Catastrophe naturelle

Cyclone Idai: un an après, de nouvelles inondations

Dans la nuit du 14 au 15 mars 2019, le cyclone Idai, suivi de Kenneth un mois plus tard, causait des dégâts considérables au Mozambique, au Malawi et au Zimbabwe. Un an plus tard, les inondations menacent à nouveau la région. La CRS investit dans la phase de reconstruction au Malawi.

Un an après le passage du cyclone Idai, le Mozambique connaît à nouveau des inondations dans des régions qui ont déjà été touchées en mars 2019. Les équipes de la Croix-Rouge s’activent sur place pour fournir des premiers secours et procéder à des évacuations. La Croix-Rouge suisse (CRS) suit de près les événements et se tient prête à apporter son aide.

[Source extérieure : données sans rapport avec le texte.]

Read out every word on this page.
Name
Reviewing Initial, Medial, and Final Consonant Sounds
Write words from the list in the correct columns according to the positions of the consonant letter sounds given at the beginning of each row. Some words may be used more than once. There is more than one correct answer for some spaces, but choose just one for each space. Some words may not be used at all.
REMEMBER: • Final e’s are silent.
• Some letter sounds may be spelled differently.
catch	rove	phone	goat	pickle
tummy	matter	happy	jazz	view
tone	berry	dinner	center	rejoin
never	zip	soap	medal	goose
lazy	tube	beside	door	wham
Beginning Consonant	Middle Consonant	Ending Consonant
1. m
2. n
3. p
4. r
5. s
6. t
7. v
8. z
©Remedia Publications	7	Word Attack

Actuellement, la CRS est active dans la phase de reconstruction au Malawi, phase qui prévoit l’installation de 70 maisons détruites par le cyclone Idai un an auparavant. Les nouvelles habitations sont construites de manière plus stable afin de protéger au mieux ses habitants de potentielles tempêtes et inondations. Un sol en ciment, surélevé, résiste mieux aux torrents d'eau. Un toit en tôle, solide, risque moins de se faire arracher par le vent. Voilà autant de mesures cruciales, dans une région sans cesse menacée par la météo extrême.

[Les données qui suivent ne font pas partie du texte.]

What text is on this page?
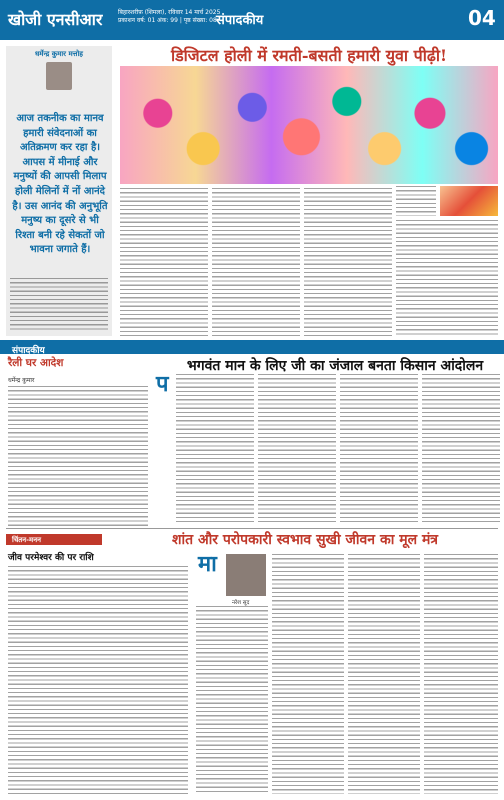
खोजी एनसीआर	बिहारशरीफ़ (शिमला), रविवार 14 मार्च 2025
प्रकाशन वर्ष: 01 अंक: 99 | पृष्ठ संख्या: 08 संपादकीय	04
धर्मेन्द्र कुमार मत्तोह
आज तकनीक का मानव हमारी संवेदनाओं का अतिक्रमण कर रहा है। आपस में मीनाई और मनुष्यों की आपसी मिलाप होली मेलिनों में नों आनंदे है। उस आनंद की अनुभूति मनुष्य का दूसरे से भी रिश्ता बनी रहे सेकतों जो भावना जगाते हैं।
डिजिटल होली में रमती-बसती हमारी युवा पीढ़ी!
संपादकीय
रैली घर आदेश
धर्मेन्द्र कुमार
भगवंत मान के लिए जी का जंजाल बनता किसान आंदोलन
प
चिंतन-मनन
जीव परमेश्वर की पर राशि
शांत और परोपकारी स्वभाव सुखी जीवन का मूल मंत्र
मा
नरेश सूद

Après avoir bouclé son aide d’urgence au Mozambique en juin 2019, la CRS a lancé la phase de reconstruction dans le sud du Malawi en collaboration avec la Croix-Rouge locale et en partenariat avec les Croix-Rouge néerlandaise, britannique et danoise. Une spécialiste en reconstruction et un logisticien de la CRS ont spécialement été envoyés sur place à cet effet.

Plusieurs millions de personnes touchées

Près de 1000 morts et la destruction, partielle ou complète, de 230 000 maisons et de plus de 750 000 hectares de terres agricoles: les cyclones Idai et Kenneth ont causé d’importantes destructions et impacté la vie de nombreuses personnes en Afrique du Sud-Est. Au total, près de deux millions de personnes au Mozambique et un million au Malawi ont été touchées d’une manière ou d’une autre par les tempêtes.

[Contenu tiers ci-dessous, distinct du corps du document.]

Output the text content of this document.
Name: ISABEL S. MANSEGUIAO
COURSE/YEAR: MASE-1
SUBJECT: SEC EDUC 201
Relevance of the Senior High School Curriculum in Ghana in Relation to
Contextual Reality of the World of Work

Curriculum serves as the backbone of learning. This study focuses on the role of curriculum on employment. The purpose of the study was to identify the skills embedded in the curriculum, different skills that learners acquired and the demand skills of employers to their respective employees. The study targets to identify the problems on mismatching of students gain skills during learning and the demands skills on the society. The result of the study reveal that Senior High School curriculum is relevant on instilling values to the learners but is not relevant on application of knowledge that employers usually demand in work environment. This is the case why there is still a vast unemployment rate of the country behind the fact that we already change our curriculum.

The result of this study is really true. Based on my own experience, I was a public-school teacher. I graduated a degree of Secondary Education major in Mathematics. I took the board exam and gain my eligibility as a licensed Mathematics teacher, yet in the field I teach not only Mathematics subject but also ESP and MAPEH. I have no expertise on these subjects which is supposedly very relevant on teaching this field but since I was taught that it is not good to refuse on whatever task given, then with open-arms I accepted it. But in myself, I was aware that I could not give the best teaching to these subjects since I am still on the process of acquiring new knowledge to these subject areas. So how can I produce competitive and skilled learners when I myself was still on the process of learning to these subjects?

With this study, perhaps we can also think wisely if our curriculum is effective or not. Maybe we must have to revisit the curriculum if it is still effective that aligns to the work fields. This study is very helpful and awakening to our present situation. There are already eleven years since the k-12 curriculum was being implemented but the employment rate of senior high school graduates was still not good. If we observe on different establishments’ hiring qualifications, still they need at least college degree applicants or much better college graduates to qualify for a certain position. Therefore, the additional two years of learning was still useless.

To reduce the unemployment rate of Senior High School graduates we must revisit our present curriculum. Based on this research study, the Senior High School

La CRS avait déployé son aide d’urgence au Mozambique et envoyé immédiatement une équipe de sept personnes afin d'assurer un soutien logistique. Airbus avait mis à disposition un avion-cargo rendant possible le transport de plus de 40 tonnes d’équipements et de biens de secours de la CRS et de l’Aide humanitaire de la DDC. Au cours des trois mois qui ont suivi la catastrophe, une vingtaine de personnes, logisticiens et personnel médical, se sont relayés sur le terrain. La CRS avait également dépêché un médecin sur place pour former les bénévoles locaux dans la lutte contre le choléra.